I’ve decided to talk about the italian photographer Mario Giacomelli two days ago, when I stumbled in a picture that I’ve shot last winter with my iPhone. It was the page of a book and I started to read it again, not remembering at all what book could have been from. When I was done with it, I knew immediately that the book was about Mario Giacomelli because of the simplicity of the words, which also makes the beauty of his person. The book is called “My whole life”, and it’s actually a collection of chat on photography and on its own life.

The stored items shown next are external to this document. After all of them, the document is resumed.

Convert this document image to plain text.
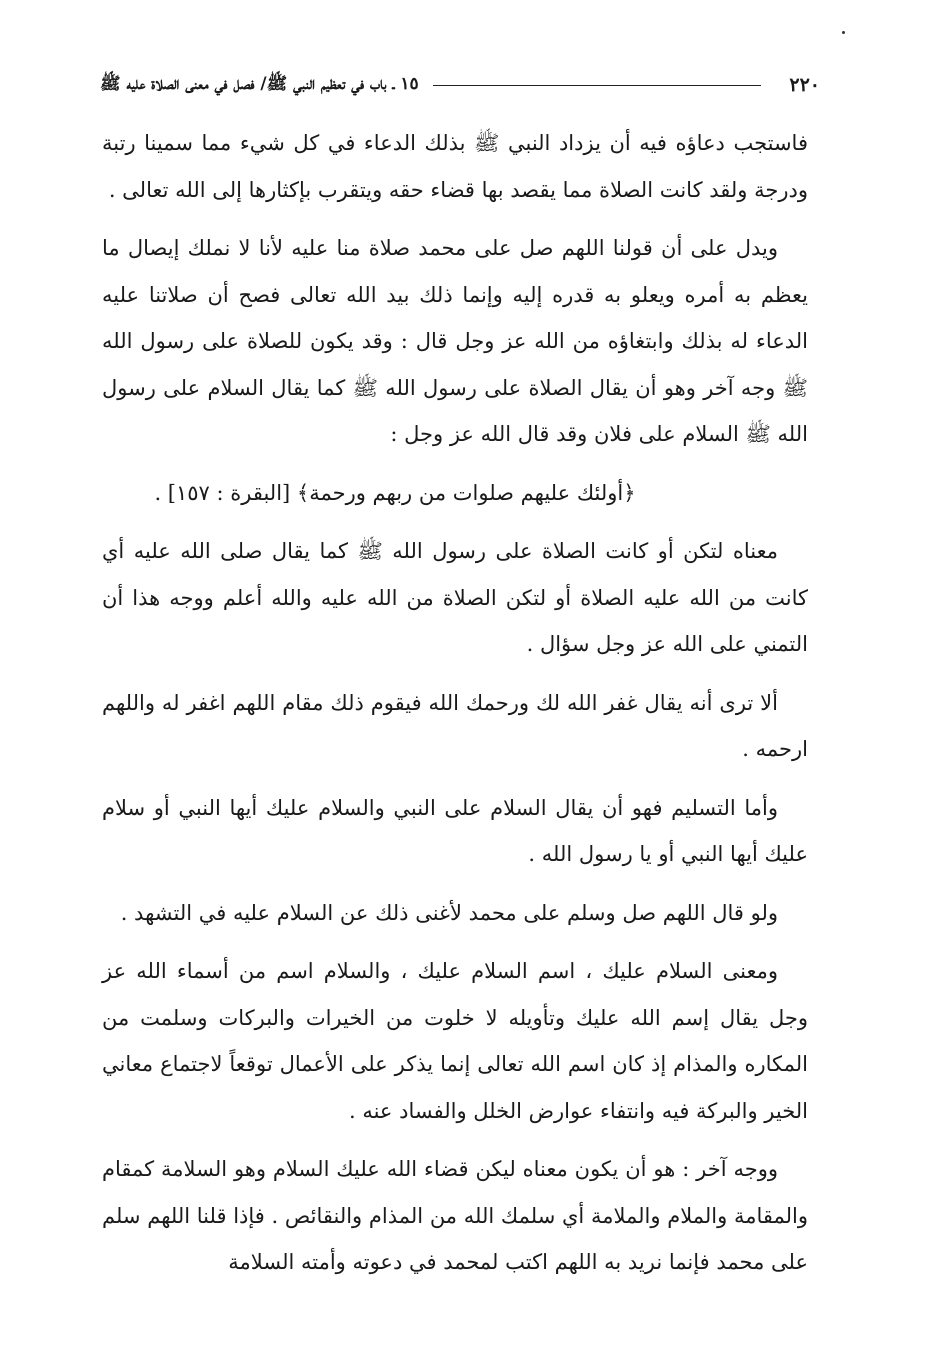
٢٢٠
١٥ ـ باب في تعظيم النبي ﷺ/ فصل في معنى الصلاة عليه ﷺ

فاستجب دعاؤه فيه أن يزداد النبي ﷺ بذلك الدعاء في كل شيء مما سمينا رتبة ودرجة ولقد كانت الصلاة مما يقصد بها قضاء حقه ويتقرب بإكثارها إلى الله تعالى .

ويدل على أن قولنا اللهم صل على محمد صلاة منا عليه لأنا لا نملك إيصال ما يعظم به أمره ويعلو به قدره إليه وإنما ذلك بيد الله تعالى فصح أن صلاتنا عليه الدعاء له بذلك وابتغاؤه من الله عز وجل قال : وقد يكون للصلاة على رسول الله ﷺ وجه آخر وهو أن يقال الصلاة على رسول الله ﷺ كما يقال السلام على رسول الله ﷺ السلام على فلان وقد قال الله عز وجل :

﴿أولئك عليهم صلوات من ربهم ورحمة﴾ [البقرة : ١٥٧] .

معناه لتكن أو كانت الصلاة على رسول الله ﷺ كما يقال صلى الله عليه أي كانت من الله عليه الصلاة أو لتكن الصلاة من الله عليه والله أعلم ووجه هذا أن التمني على الله عز وجل سؤال .

ألا ترى أنه يقال غفر الله لك ورحمك الله فيقوم ذلك مقام اللهم اغفر له واللهم ارحمه .

وأما التسليم فهو أن يقال السلام على النبي والسلام عليك أيها النبي أو سلام عليك أيها النبي أو يا رسول الله .

ولو قال اللهم صل وسلم على محمد لأغنى ذلك عن السلام عليه في التشهد .

ومعنى السلام عليك ، اسم السلام عليك ، والسلام اسم من أسماء الله عز وجل يقال إسم الله عليك وتأويله لا خلوت من الخيرات والبركات وسلمت من المكاره والمذام إذ كان اسم الله تعالى إنما يذكر على الأعمال توقعاً لاجتماع معاني الخير والبركة فيه وانتفاء عوارض الخلل والفساد عنه .

ووجه آخر : هو أن يكون معناه ليكن قضاء الله عليك السلام وهو السلامة كمقام والمقامة والملام والملامة أي سلمك الله من المذام والنقائص . فإذا قلنا اللهم سلم على محمد فإنما نريد به اللهم اكتب لمحمد في دعوته وأمته السلامة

Mario Giacomelli was a great photographer, one of my favorite, and I believe a unique one in the whole world because the way he did it is so different from everybody else. I’ll talk more about him and his pictures in a future post, right now I want to talk about the page I found, because I really believe the same things about photography (and life too). Here it is:
Yes I know it’s in italian, and yes I know it’s a bad picture! But It was a reminder, and I’ll translate it for you. Here it goes (something like this):
“I’m sure that I will stop (to photograph), I will die, and I won’t have understood anything about photography, because I can’t figure it out. Not in its being an image, I can’t figure it out as a language, because the only thing that matter to me is to have that desire. It happens on sunday, the only day where I shoot: I wake up, I know that I go out to get a cappuccino – I just do it on Sundays -, I wear sunday clothes. I’m like farmers, it’s important to me (to have these rituals). If sunday is a day just on the calendar, It’s not sunday anymore, it’s a day like the others! But if you live it like I do, (as a ritual) – I shave, I always have the same pasta out at the restaurant, the same cappuccino – myself, that always hate repetitions but end up in doing them all – it’s not a repetitions anymore! This is something that goes on and on, there is not repetitions in doing the same things if you make them live.
Then I get on the car, I start the engine and I go wherever the car wants: I feel that it wants to go left, then right… I don’t understand where it wants to go: I don’t know where I’m going because it doesn’t exist a place in the world where you can say: “if you go there you will take pictures”. I am a person that needs to find, and to find you can’t sleep, you have to move! So wherever direction I feel that the car wants to go, I let it go, and I walk with it.”
Right now I just would like to have the book with me because I would like to go on and read to know what he would have said next… But anyway, I just wanted to share this page because I feel I intend photography like him. Something not completing rational, an evolving process. A process that makes you grow, and reflect on the world you see.
That’s it for now. As I said I’ll talk more about his most beautiful pictures in a future post. If you are curious and you can’t wait, goggle him!